Local resource manager: The local resource manager is located between the Pacemaker layer and the resources layer on each node. It is implemented as pacemaker-execd daemon. Through this daemon, Pacemaker can start, stop, and monitor resources.
Cluster Information Database (CIB): On every node, Pacemaker maintains the cluster information database (CIB). It is an XML representation of the cluster configuration (including cluster options, nodes, resources, constraints and the relationship to each other). The CIB also reflects the current cluster status. Each cluster node contains a CIB replica, which is synchronized across the whole cluster. The pacemaker-based daemon takes care of reading and writing cluster configuration and status.
Designated Coordinator (DC): The DC is elected from all nodes in the cluster. This happens if there is no DC yet or if the current DC leaves the cluster for any reason. The DC is the only entity in the cluster that can decide that a cluster-wide change needs to be performed, such as fencing a node or moving resources around. All other nodes get their configuration and resource allocation information from the current DC.
Policy Engine: The policy engine runs on every node, but the one on the DC is the active one. The engine is implemented as pacemaker-schedulerd daemon. When a cluster transition is needed, based on the current state and configuration, pacemaker-schedulerd calculates the expected next state of the cluster. It determines what actions need to be scheduled to achieve the next state.

1.5.1.3 Resources and resource agents #

In a High Availability cluster, the services that need to be highly available are called resources. Resource agents (RAs) are scripts that start, stop, and monitor cluster resources.

1.5.2 Process flow #

The pacemakerd daemon launches and monitors all other related daemons. The daemon that coordinates all actions, pacemaker-controld, has an instance on each cluster node. Pacemaker centralizes all cluster decision-making by electing one of those instances as a primary. Should the elected pacemaker-controld daemon fail, a new primary is established.
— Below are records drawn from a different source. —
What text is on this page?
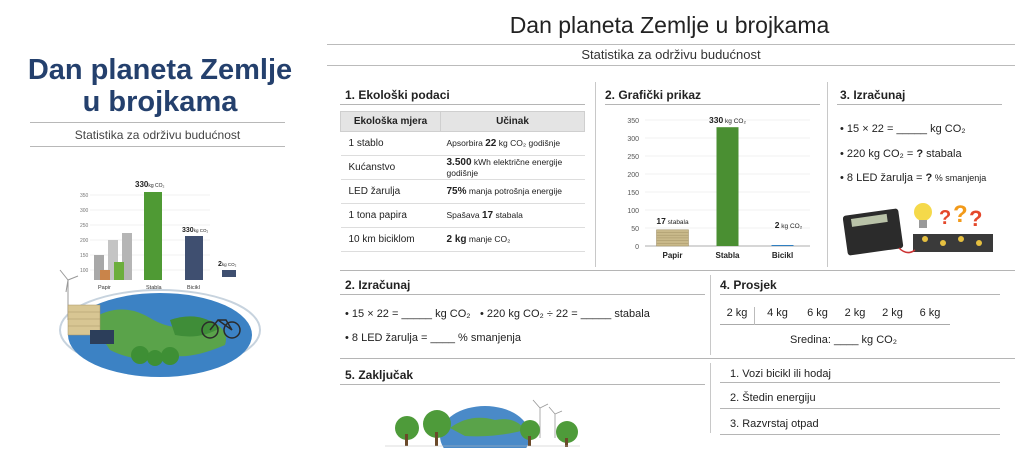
Dan planeta Zemlje
u brojkama
Statistika za održivu budućnost
350
300
250
200
150
100
330kg CO₂
330kg CO₂
2kg CO₂
Papir	Stabla	Bicikl
Dan planeta Zemlje u brojkama
Statistika za održivu budućnost
1. Ekološki podaci
Ekološka mjera	Učinak
1 stablo	Apsorbira 22 kg CO₂ godišnje
Kućanstvo	3.500 kWh električne energije godišnje
LED žarulja	75% manja potrošnja energije
1 tona papira	Spašava 17 stabala
10 km biciklom	2 kg manje CO₂
2. Grafički prikaz
0
50
100
150
200
250
300
350
Papir	Stabla	Bicikl
330 kg CO₂
17 stabala	2 kg CO₂
3. Izračunaj
• 15 × 22 = _____ kg CO₂
• 220 kg CO₂ = ? stabala
• 8 LED žarulja = ? % smanjenja
? ? ?
2. Izračunaj
• 15 × 22 = _____ kg CO₂ • 220 kg CO₂ ÷ 22 = _____ stabala
• 8 LED žarulja = ____ % smanjenja
4. Prosjek
2 kg	4 kg	6 kg	2 kg	2 kg	6 kg
Sredina: ____ kg CO₂
5. Zaključak	1. Vozi bicikl ili hodaj
2. Štedin energiju
3. Razvrstaj otpad
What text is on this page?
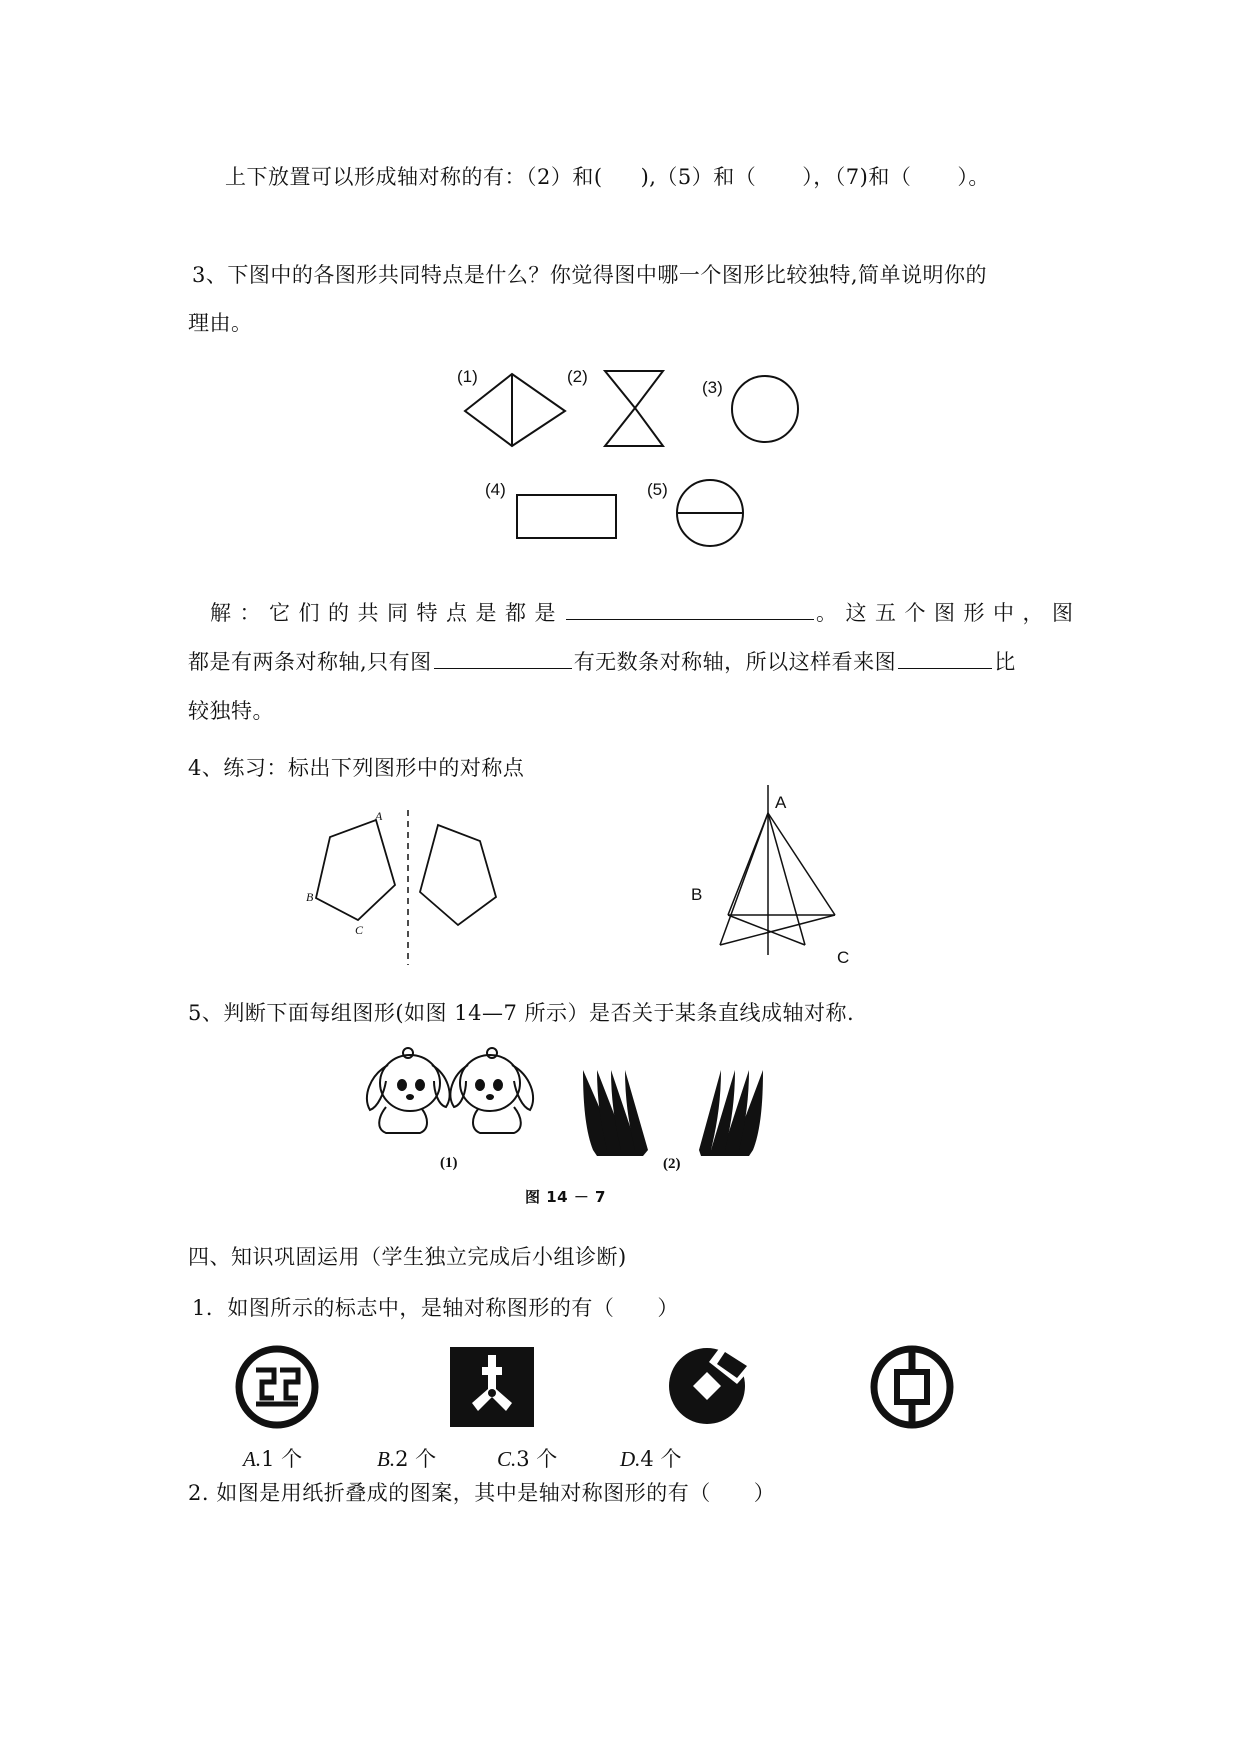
上下放置可以形成轴对称的有：（2）和( ),（5）和（ ），（7)和（ ）。
3、下图中的各图形共同特点是什么？你觉得图中哪一个图形比较独特,简单说明你的
理由。
(1)	(2)
(3)
(4)	(5)
解：它们的共同特点是都是	。这五个图形中，图
都是有两条对称轴,只有图	有无数条对称轴，所以这样看来图	比
较独特。
4、练习：标出下列图形中的对称点
A
B
C
A
B
C
5、判断下面每组图形(如图 14—7 所示）是否关于某条直线成轴对称.
(1)	(2)
图 14 － 7
四、知识巩固运用（学生独立完成后小组诊断)
1．如图所示的标志中，是轴对称图形的有（　　）
A.1 个	B.2 个	C.3 个	D.4 个
2. 如图是用纸折叠成的图案，其中是轴对称图形的有（　　）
Many actions performed in the cluster will cause a cluster-wide change. These actions can include things like adding or removing a cluster resource or changing resource constraints. It is important to understand what happens in the cluster when you perform such an action.

For example, suppose you want to add a cluster IP address resource. To do this, you can use the CRM Shell or the Web interface to modify the CIB. It is not required to perform the actions on the DC. You can use either tool on any node in the cluster and they will be relayed to the DC. The DC will then replicate the CIB change to all cluster nodes.

Based on the information in the CIB, the pacemaker-schedulerd then computes the ideal state of the cluster and how it should be achieved. It feeds a list of instructions to the DC. The DC sends commands via the messaging/infrastructure layer which are received by the pacemaker-controld peers on other nodes. Each of them uses its local resource agent executor (implemented as pacemaker-execd) to perform resource modifications. The pacemaker-execd is not cluster-aware and interacts directly with resource agents.

All peer nodes report the results of their operations back to the DC. After the DC concludes that all necessary operations are successfully performed in the cluster, the cluster will go back to the idle state and wait for further events. If any operation was not carried out as planned, the pacemaker-schedulerd is invoked again with the new information recorded in the CIB.

In some cases, it might be necessary to power off nodes to protect shared data or complete resource recovery. In a Pacemaker cluster, the implementation of node level fencing is STONITH. For this, Pacemaker comes with a fencing subsystem, pacemaker-fenced. STONITH devices must be configured as cluster resources (that use specific fencing agents), because this allows monitoring of the fencing devices. When clients detect a failure, they send a request to pacemaker-fenced, which then executes the fencing agent to bring down the node.